Lexicon Pharmaceuticals Completes Enrollment for Phase IIb Trial of LX9211 in Diabetic Peripheral Neuropathic Pain

Key Insights

• Lexicon Pharmaceuticals has finished enrolling 494 subjects in its Phase IIb PROGRESS trial, exceeding the initial target by 20%, to evaluate LX9211 for diabetic peripheral neuropathic pain (DPNP).
• The PROGRESS trial is a double-blind, placebo-controlled study assessing the reduction in Average Daily Pain Score (ADPS) at eight weeks as the primary endpoint.
• LX9211, an orally delivered AAK1 inhibitor discovered through Lexicon's gene science approach, has received fast-track designation from the FDA for DPNP treatment.

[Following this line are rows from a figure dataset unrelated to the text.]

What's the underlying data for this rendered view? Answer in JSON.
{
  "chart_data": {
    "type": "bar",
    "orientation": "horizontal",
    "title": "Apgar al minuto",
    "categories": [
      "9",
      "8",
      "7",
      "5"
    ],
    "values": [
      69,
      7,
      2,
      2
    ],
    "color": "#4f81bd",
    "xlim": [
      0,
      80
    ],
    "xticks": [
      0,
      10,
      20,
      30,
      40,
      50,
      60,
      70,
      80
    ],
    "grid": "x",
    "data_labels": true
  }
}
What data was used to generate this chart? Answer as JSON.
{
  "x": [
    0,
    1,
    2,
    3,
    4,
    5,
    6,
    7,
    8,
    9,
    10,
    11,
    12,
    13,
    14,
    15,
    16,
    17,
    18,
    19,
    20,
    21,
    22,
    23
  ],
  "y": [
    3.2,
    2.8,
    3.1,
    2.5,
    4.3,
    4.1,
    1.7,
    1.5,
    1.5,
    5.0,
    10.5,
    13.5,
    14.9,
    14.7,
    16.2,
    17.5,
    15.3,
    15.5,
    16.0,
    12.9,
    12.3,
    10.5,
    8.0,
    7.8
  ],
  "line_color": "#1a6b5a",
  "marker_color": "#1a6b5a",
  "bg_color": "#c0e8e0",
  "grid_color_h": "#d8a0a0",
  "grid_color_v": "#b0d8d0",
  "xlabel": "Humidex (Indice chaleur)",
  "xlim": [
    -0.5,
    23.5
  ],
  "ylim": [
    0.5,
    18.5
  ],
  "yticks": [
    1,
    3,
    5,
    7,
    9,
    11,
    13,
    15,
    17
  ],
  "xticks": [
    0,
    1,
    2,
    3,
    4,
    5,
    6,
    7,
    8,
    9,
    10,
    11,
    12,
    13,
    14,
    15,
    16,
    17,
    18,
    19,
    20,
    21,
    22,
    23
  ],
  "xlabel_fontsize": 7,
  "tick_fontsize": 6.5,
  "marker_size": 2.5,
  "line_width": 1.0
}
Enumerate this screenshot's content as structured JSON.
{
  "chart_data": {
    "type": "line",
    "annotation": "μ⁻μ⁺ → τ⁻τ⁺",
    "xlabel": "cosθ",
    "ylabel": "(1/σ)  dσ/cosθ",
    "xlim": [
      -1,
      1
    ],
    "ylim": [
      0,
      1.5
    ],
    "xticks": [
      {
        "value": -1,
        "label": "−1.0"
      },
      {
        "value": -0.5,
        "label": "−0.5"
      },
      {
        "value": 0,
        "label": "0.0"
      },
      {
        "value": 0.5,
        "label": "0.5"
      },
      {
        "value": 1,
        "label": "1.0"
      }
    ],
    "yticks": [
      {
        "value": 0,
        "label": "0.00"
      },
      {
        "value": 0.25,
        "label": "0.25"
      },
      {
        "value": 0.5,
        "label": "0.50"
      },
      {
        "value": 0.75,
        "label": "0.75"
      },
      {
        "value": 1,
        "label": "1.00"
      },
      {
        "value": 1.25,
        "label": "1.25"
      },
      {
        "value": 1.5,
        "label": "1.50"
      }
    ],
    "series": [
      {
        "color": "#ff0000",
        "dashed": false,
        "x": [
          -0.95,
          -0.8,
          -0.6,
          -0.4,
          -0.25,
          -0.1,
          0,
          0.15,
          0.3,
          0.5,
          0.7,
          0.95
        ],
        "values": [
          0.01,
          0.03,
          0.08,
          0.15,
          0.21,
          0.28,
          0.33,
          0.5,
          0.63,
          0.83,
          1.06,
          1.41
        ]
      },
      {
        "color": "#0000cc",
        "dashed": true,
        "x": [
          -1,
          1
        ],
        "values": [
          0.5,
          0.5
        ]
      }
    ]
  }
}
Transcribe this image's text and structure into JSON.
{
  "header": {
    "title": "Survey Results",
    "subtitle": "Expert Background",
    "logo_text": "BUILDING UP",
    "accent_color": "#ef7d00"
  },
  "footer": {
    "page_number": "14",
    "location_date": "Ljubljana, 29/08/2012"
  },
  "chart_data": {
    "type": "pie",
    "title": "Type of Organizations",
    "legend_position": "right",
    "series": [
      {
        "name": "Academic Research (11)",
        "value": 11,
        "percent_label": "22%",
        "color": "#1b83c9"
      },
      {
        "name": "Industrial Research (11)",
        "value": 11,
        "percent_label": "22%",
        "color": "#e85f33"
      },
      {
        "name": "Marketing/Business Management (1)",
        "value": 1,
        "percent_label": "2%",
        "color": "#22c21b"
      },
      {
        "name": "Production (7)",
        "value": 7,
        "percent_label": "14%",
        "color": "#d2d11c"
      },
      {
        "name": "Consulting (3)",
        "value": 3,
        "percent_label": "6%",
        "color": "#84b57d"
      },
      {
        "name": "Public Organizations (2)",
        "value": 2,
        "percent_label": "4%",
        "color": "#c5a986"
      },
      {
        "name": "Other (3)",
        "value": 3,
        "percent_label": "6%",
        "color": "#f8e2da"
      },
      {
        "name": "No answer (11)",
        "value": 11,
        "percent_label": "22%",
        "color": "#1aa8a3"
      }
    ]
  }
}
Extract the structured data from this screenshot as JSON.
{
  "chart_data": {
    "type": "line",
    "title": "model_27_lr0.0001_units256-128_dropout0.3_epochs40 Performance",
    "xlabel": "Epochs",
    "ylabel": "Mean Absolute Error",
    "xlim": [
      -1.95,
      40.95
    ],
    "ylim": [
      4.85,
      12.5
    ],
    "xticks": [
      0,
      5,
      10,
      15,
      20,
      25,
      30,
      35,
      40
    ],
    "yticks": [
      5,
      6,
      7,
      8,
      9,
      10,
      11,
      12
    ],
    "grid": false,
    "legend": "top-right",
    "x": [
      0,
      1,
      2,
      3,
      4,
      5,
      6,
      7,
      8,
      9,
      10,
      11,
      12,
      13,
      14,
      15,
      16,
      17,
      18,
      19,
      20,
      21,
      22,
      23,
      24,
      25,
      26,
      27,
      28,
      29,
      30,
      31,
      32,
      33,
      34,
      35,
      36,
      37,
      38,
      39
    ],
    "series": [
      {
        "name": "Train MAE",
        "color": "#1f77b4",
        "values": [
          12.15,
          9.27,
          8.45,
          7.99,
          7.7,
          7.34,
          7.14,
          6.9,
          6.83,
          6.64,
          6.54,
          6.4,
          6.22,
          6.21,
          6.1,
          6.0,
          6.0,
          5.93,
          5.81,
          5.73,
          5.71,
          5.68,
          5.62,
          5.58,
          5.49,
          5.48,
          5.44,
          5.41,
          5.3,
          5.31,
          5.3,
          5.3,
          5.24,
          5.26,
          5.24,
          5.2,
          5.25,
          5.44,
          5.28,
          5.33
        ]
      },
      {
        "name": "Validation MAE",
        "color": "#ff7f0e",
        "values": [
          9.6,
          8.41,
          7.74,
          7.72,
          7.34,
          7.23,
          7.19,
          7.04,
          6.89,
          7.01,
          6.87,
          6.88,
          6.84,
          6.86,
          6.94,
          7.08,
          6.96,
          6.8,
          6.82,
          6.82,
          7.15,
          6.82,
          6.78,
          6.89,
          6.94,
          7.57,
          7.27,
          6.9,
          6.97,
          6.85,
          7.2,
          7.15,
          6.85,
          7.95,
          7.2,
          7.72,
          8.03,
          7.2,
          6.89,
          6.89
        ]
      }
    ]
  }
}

Lexicon Pharmaceuticals has completed subject enrollment for its Phase IIb PROGRESS trial, evaluating LX9211, a novel adaptor-associated kinase 1 (AAK1) inhibitor, for the treatment of diabetic peripheral neuropathic pain (DPNP). The multicenter trial enrolled 494 subjects, surpassing the initial target by approximately 20%. Top-line data is anticipated in the first quarter of next year.

The double-blind, dose-ranging, randomized, parallel-group, open-label extension trial began in December of last year. The study aims to enroll adult subjects with type 1 or type 2 diabetes who are suffering from moderate to severe DPNP. The primary endpoint is the decrease of the Average Daily Pain Score (ADPS) at eight weeks compared to placebo.

Trial Design and Endpoints

The PROGRESS trial is placebo-controlled, with secondary endpoints including the evaluation of changes in burning pain and sleep interference due to pain. The trial design allows subjects to continue one stable-dose DPNP therapy, reflecting the real-world use of new DPNP drugs.

LX9211: A Novel AAK1 Inhibitor

LX9211 was discovered through Lexicon’s gene science-based approach and is delivered orally. The US Food and Drug Administration (FDA) has granted fast-track status to the therapy for development in treating DPNP.

Management Commentary

Lexicon Pharmaceuticals chief medical officer and senior vice-president Craig Granowitz said, “We are pleased to have completed enrolment for the PROGRESS study of LX9211 in DPNP, a condition for which there is a significant need for new, non-opioid treatment options. The strong interest in this study resulted in enrolment significantly exceeding the target and completion of enrolment eight weeks ahead of schedule, underscoring the urgent demand in DPNP. We are confident that the greater-than-expected enrolled patient population will lead to critical insights, inform our Phase III design, and add to the body of evidence supporting the use of LX911 in treating neuropathic pain, and we look forward to sharing top-line findings from the study early next year.”